Epifania, il cardinal Scola celebra Messa e pranza con una famiglia di profughi

L'Arcivescovo di Milano: "La vita buona è merrce rara, si acquista con impegno"

Il cardinale Scola incontra e ospita una famiglia di Palestinesi nel giorno dell'Epifania

Il cardinale Scola incontra e ospita una famiglia di Palestinesi nel giorno dell'Epifania

Milano, 6 gennaio 2016 - Solennità dell'Epifania, l'arcivescovo di Milano Angelo Scola ha celebrato la Santa Messa in Duomo: "La vita buona è oggi una merce piuttosto rara, da acquistare con coraggio ed impegno. Vero e proprio contenuto di educazione civica di cui nel nostro paese troppo spesso si sente la mancanza". Il cardinale ha poi parlato di una riflessione "sull'affaticamento della nostra Europa così come sulla necessità, invocata spesso dall'insegnamento sociale della Chiesa, di un nuovo ordine mondiale. Fattori che ci spingono a lavorare alla promozione di una democrazia sostanziale che poggi su libertà effettivamente realizzate". "Fare - ha concluso -, chiede il sapersi inchinare di fronte a Dio, o almeno ad un senso compiuto del vivere, che affratella la famiglia umana".

Al termine della celebrazione, Scola ha pranzato in Curia con una famiglia di profughi palestinesi. Ospite è stata la famiglia Hamdawi, composta da nove persone, in Italia da 8 mesi. Sono musulmani di origine palestinese: gli antenati fuggirono nel 1948 in Iraq a causa della guerra. A raccontare il lungo peregrinare che li ha fatti approdare a Milano, è stato Khaled, il figlio maggiore: "Nel 2008 eravamo a Baghdad, dove mio padre era titolare di un grande garage.
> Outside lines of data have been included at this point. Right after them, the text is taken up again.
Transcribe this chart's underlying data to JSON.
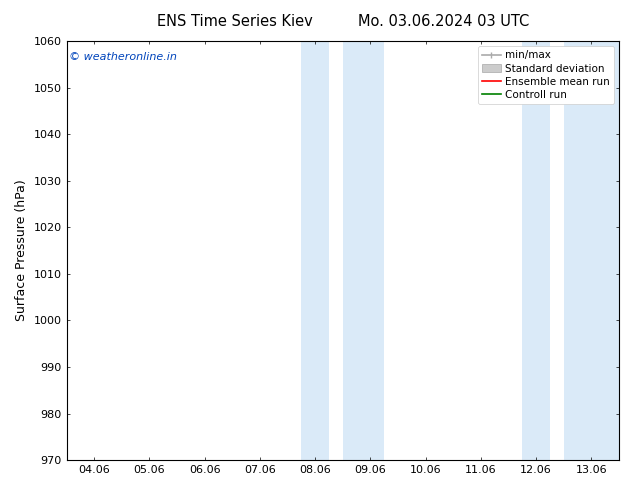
{
  "title_left": "ENS Time Series Kiev",
  "title_right": "Mo. 03.06.2024 03 UTC",
  "ylabel": "Surface Pressure (hPa)",
  "ylim": [
    970,
    1060
  ],
  "yticks": [
    970,
    980,
    990,
    1000,
    1010,
    1020,
    1030,
    1040,
    1050,
    1060
  ],
  "xtick_labels": [
    "04.06",
    "05.06",
    "06.06",
    "07.06",
    "08.06",
    "09.06",
    "10.06",
    "11.06",
    "12.06",
    "13.06"
  ],
  "xtick_positions": [
    0,
    1,
    2,
    3,
    4,
    5,
    6,
    7,
    8,
    9
  ],
  "xlim": [
    -0.5,
    9.5
  ],
  "shaded_regions": [
    {
      "x_start": 3.75,
      "x_end": 4.25,
      "color": "#daeaf8"
    },
    {
      "x_start": 4.5,
      "x_end": 5.25,
      "color": "#daeaf8"
    },
    {
      "x_start": 7.75,
      "x_end": 8.25,
      "color": "#daeaf8"
    },
    {
      "x_start": 8.5,
      "x_end": 9.5,
      "color": "#daeaf8"
    }
  ],
  "watermark_text": "© weatheronline.in",
  "watermark_color": "#0044bb",
  "bg_color": "#ffffff",
  "plot_bg_color": "#ffffff",
  "legend_items": [
    {
      "label": "min/max",
      "color": "#aaaaaa",
      "lw": 1.2,
      "type": "errbar"
    },
    {
      "label": "Standard deviation",
      "color": "#cccccc",
      "lw": 5,
      "type": "band"
    },
    {
      "label": "Ensemble mean run",
      "color": "#ff0000",
      "lw": 1.2,
      "type": "line"
    },
    {
      "label": "Controll run",
      "color": "#008000",
      "lw": 1.2,
      "type": "line"
    }
  ],
  "title_fontsize": 10.5,
  "tick_fontsize": 8,
  "ylabel_fontsize": 9,
  "legend_fontsize": 7.5
}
Più volte minacciato, ha deciso di andare via dopo che tutte le persone che lavoravano nel garage sono state uccise per ritorsione. La confusione nel Paese ci ha indotto a fuggire. Da Baghdad siamo andati a Erbil per circa quattro mesi". Gli Hamdawi comprendono che, a causa della loro origine, rimanere in Iraq è problematico. Approdano in Siria. "Non potevamo tornare in Palestina - ha ammesso Khaled -  e nemmeno restare in Iraq, ci avrebbero uccisi". Anche in Siria, però, la permanenza non è possibile: il viaggio tribolato prosegue allora in Turchia. Qui la vita è ancora più difficile: subiscono furti, non hanno casa, finiscono a vivere in una tenda, in otto per due anni: "Nel campo eravamo in duemila". Ecco il primo approdo in Italia: nel 2010 sono a Riace Superiore, in Calabria. Ottengono una casa per un certo periodo, ma poi l’espulsione. "Non parlavamo l’italiano, avevamo difficoltà e non la cittadinanza, quando siamo usciti dall’Italia non sapevamo dove andare - ha ricordato Khaled -. Per due settimane abbiamo dormito in stazione a Roma, poi siamo partiti per la Svezia, dove abbiamo chiesto asilo politico come rifugiati. Lì siamo rimasti un anno e poi, quando è nata la mia ultima sorella, siamo tornati in Italia, ancora in Calabria, vicino a Palmi. Siamo stati lì per un altro anno, finché non abbiamo avuto tutti i documenti".

La famiglia è allora partita per la Danimarca, dove è rimasta due anni e mezzo. E poi di nuovo in Italia: "All’aeroporto della Malpensa per tre notti abbiamo dormito in strada. Poi ci hanno mandato alla Stazione Centrale di Milano e ci hanno detto che lì c’era un progetto per l’accoglienza dei migranti...". E l’incontro con Casa Suraya: "Ci siamo rimasti otto mesi, poi siamo andati a Cinisello Balsamo, presso una casa della parrocchia - riprende il giovane -. Siamo da un mese e possiamo rimanere per un anno e mezzo". Il desiderio ora è quello di costruirsi un futuro: "I miei fratelli hanno cominciato ad andare a scuola, io e mio padre cerchiamo un lavoro. Vogliamo inserirci, voglio anche riprendere a studiare". Per quello che è accaduto nell’ultimo anno in Italia la gratitudine è immensa. Il bene ricevuto si tramuta in bene donato: "A Casa Suraya è come se avessimo una famiglia. A Cinisello Balsamo abbiamo conosciuto le persone che vivono nel contesto della parrocchia, ci troviamo bene. Vado anche a fare volontariato alla Caritas e a dare una mano con i profughi alla Stazione Centrale".